Wakeley explained that he is heavily involved in his local community, allowing him to connect with various voices throughout the area. He explained asking questions of current and potential patrons could often lead to comments he might not otherwise have heard. “You start out with the law — what’s required. Then you start looking around and you start talking to people that may have put something in,” he said. “We’re here to serve people and at the end of the day, if people aren’t talking to us about what they need, it gets really difficult to figure out how to meet that need.”
For example, Wakeley worked with a gentleman who had struggled with MS. When Wakeley asked him if he liked the chair lifts with the sling seats, the man replied, “Not in the least.” By talking with the community and making the changes, Wakeley has opened the door wider for people to come in and share their needs with him. “My biggest advice is: keep asking questions,” he said. “Mostly, ‘why?’ And if you’re not asking why, ‘why not?’ should be asked.”
On top of talking to the community, McElhiney said utilizing people across campus is also beneficial to handicap accessibility. Students, faculty and the campus planning office will share ideas on how to increase equal access in not only the aquatic center, but from one end of campus to the other.

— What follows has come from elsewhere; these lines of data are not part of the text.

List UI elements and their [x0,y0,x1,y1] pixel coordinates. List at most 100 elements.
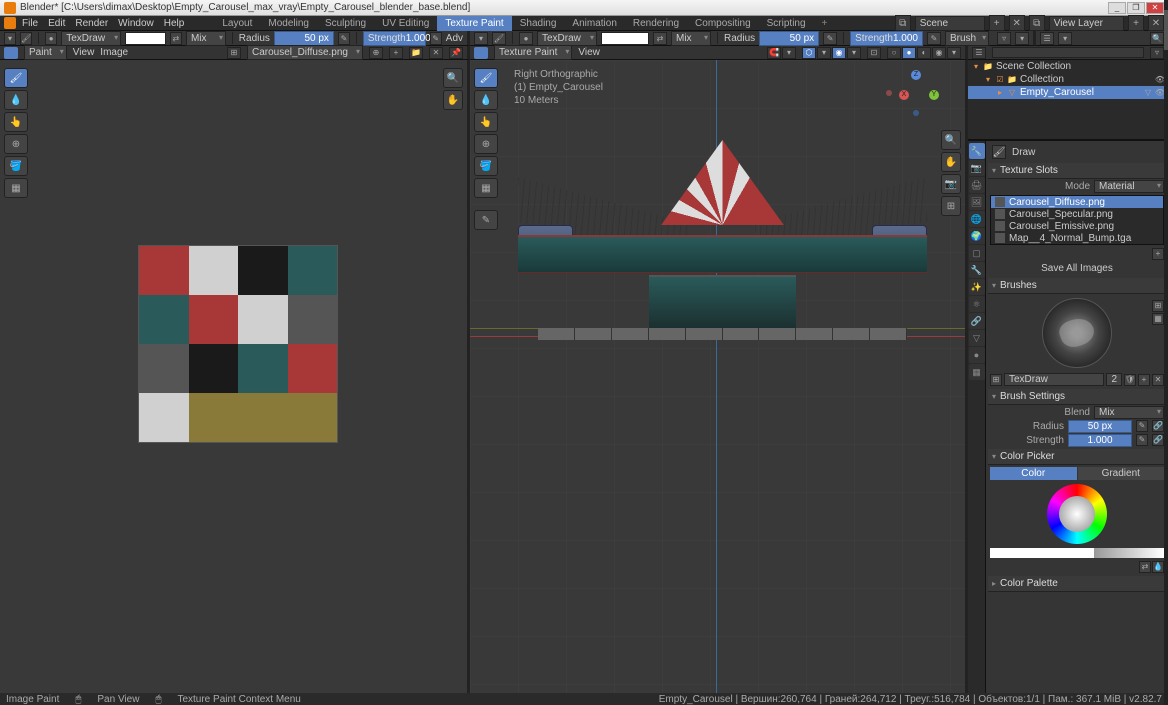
options-icon[interactable]: ▾ [1015,32,1029,45]
brush-browse-icon[interactable]: ⊞ [990,374,1002,386]
save-all-images-button[interactable]: Save All Images [988,261,1166,276]
brush-dropdown[interactable]: TexDraw [61,31,121,46]
strength-setting-value[interactable]: 1.000 [1068,434,1132,447]
annotate-tool[interactable]: ✎ [474,210,498,230]
shading-wireframe-icon[interactable]: ○ [887,47,901,59]
ptab-modifiers[interactable]: 🔧 [969,262,985,278]
snap-mode-icon[interactable]: ▾ [782,47,796,59]
search-icon[interactable]: 🔍 [1150,32,1164,45]
strength-field[interactable]: Strength1.000 [363,31,426,46]
viewport-view-menu[interactable]: View [578,47,600,58]
maximize-button[interactable]: ❐ [1127,2,1145,14]
tab-modeling[interactable]: Modeling [260,16,317,31]
paint-mode-dropdown[interactable]: Paint [24,45,67,60]
viewlayer-browse-icon[interactable]: ⧉ [1029,15,1045,31]
texture-slot-item-2[interactable]: Carousel_Emissive.png [991,220,1163,232]
paint-mode-icon[interactable] [4,47,18,59]
texture-slot-item-1[interactable]: Carousel_Specular.png [991,208,1163,220]
outliner-editor-icon[interactable]: ☰ [972,47,986,59]
ptab-material[interactable]: ● [969,347,985,363]
overlays-icon[interactable]: ◉ [832,47,846,59]
nav-gizmo[interactable]: Z X Y [891,70,941,120]
color-wheel[interactable] [1047,484,1107,544]
image-editor-view-menu[interactable]: View [73,47,95,58]
smear-tool-3d[interactable]: 👆 [474,112,498,132]
expand-icon[interactable]: ▸ [994,88,1006,97]
tab-rendering[interactable]: Rendering [625,16,687,31]
pan-hand-icon[interactable]: ✋ [443,90,463,110]
ptab-output[interactable]: 🖨 [969,177,985,193]
properties-scrollbar[interactable] [1164,141,1168,693]
brush-menu-r[interactable]: Brush [945,31,989,46]
radius-field-r[interactable]: 50 px [759,31,819,46]
color-picker-header[interactable]: Color Picker [988,449,1166,465]
eyedropper-icon[interactable]: 💧 [1152,561,1164,573]
gizmo-neg-z[interactable] [913,110,919,116]
color-mode-gradient[interactable]: Gradient [1078,467,1165,480]
viewlayer-name-field[interactable]: View Layer [1049,16,1124,31]
viewlayer-delete-icon[interactable]: ✕ [1148,15,1164,31]
editor-type-icon[interactable]: ▾ [4,32,16,45]
outliner-search-input[interactable] [992,47,1144,58]
color-swatch-primary-r[interactable] [601,32,649,45]
viewlayer-new-icon[interactable]: + [1128,15,1144,31]
shading-drop-icon[interactable]: ▾ [947,47,961,59]
ptab-physics[interactable]: ⚛ [969,296,985,312]
soften-tool[interactable]: 💧 [4,90,28,110]
color-swatch-primary[interactable] [125,32,166,45]
image-name-field[interactable]: Carousel_Diffuse.png [247,45,363,60]
radius-pressure-icon-r[interactable]: ✎ [823,32,837,45]
menu-file[interactable]: File [22,18,38,29]
tab-compositing[interactable]: Compositing [687,16,759,31]
brush-tool-icon[interactable]: 🖌 [20,32,32,45]
strength-field-r[interactable]: Strength1.000 [850,31,923,46]
tab-sculpting[interactable]: Sculpting [317,16,374,31]
brush-settings-header[interactable]: Brush Settings [988,389,1166,405]
radius-pressure-icon[interactable]: ✎ [338,32,350,45]
zoom-icon[interactable]: 🔍 [443,68,463,88]
texture-slot-item-3[interactable]: Map__4_Normal_Bump.tga [991,232,1163,244]
strength-pressure-icon-r[interactable]: ✎ [927,32,941,45]
texture-slots-header[interactable]: Texture Slots [988,163,1166,179]
ptab-active-tool[interactable]: 🔧 [969,143,985,159]
xray-icon[interactable]: ⊡ [867,47,881,59]
swap-colors-icon-r[interactable]: ⇄ [653,32,667,45]
menu-render[interactable]: Render [75,18,108,29]
texture-slot-item-0[interactable]: Carousel_Diffuse.png [991,196,1163,208]
image-new-icon[interactable]: + [389,47,403,59]
outliner-row-collection[interactable]: ▾ ☑ 📁 Collection 👁 [968,73,1168,86]
color-palette-header[interactable]: Color Palette [988,576,1166,592]
tab-uv-editing[interactable]: UV Editing [374,16,437,31]
shading-matpreview-icon[interactable]: ◐ [917,47,931,59]
brush-preset-icon-r[interactable]: ● [519,32,533,45]
radius-field[interactable]: 50 px [274,31,334,46]
tab-layout[interactable]: Layout [214,16,260,31]
brush-texture-icon[interactable]: ▦ [1152,313,1164,325]
gizmos-drop-icon[interactable]: ▾ [817,47,831,59]
shading-rendered-icon[interactable]: ◉ [932,47,946,59]
brush-unlink-icon[interactable]: ✕ [1152,374,1164,386]
outliner-row-empty-carousel[interactable]: ▸ ▽ Empty_Carousel ▽ 👁 [968,86,1168,99]
strength-pressure-icon[interactable]: ✎ [430,32,442,45]
color-mode-color[interactable]: Color [990,467,1077,480]
tab-add[interactable]: + [814,16,836,31]
brush-grid-icon[interactable]: ⊞ [1152,300,1164,312]
image-open-icon[interactable]: 📁 [409,47,423,59]
image-browse-icon[interactable]: ⊞ [227,47,241,59]
shading-solid-icon[interactable]: ● [902,47,916,59]
adv-label[interactable]: Adv [446,33,463,44]
menu-edit[interactable]: Edit [48,18,65,29]
menu-window[interactable]: Window [118,18,154,29]
value-slider[interactable] [990,548,1164,558]
texpaint-mode-dropdown[interactable]: Texture Paint [494,45,572,60]
minimize-button[interactable]: _ [1108,2,1126,14]
radius-pen-icon[interactable]: ✎ [1136,420,1148,432]
brush-new-icon[interactable]: + [1138,374,1150,386]
brush-dropdown-r[interactable]: TexDraw [537,31,597,46]
ptab-render[interactable]: 📷 [969,160,985,176]
brush-preview[interactable] [1042,298,1112,368]
image-editor[interactable]: 🖌 💧 👆 ⊕ 🪣 ▦ 🔍 ✋ [0,60,470,693]
texpaint-mode-icon[interactable] [474,47,488,59]
clone-tool-3d[interactable]: ⊕ [474,134,498,154]
ptab-object[interactable]: ▢ [969,245,985,261]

Even though handicap accessibility is constantly changing, it is necessary to focus on to ensure that everyone can pursue a life of fitness. “Much of what we do is try to encourage people to stay healthy, to be active and to commit to fitness,” said Mertz. “When you create a facility that accommodates those that have mobility issues, and you can prove that even they are making that commitment to health and wellness, it inspires everybody else.”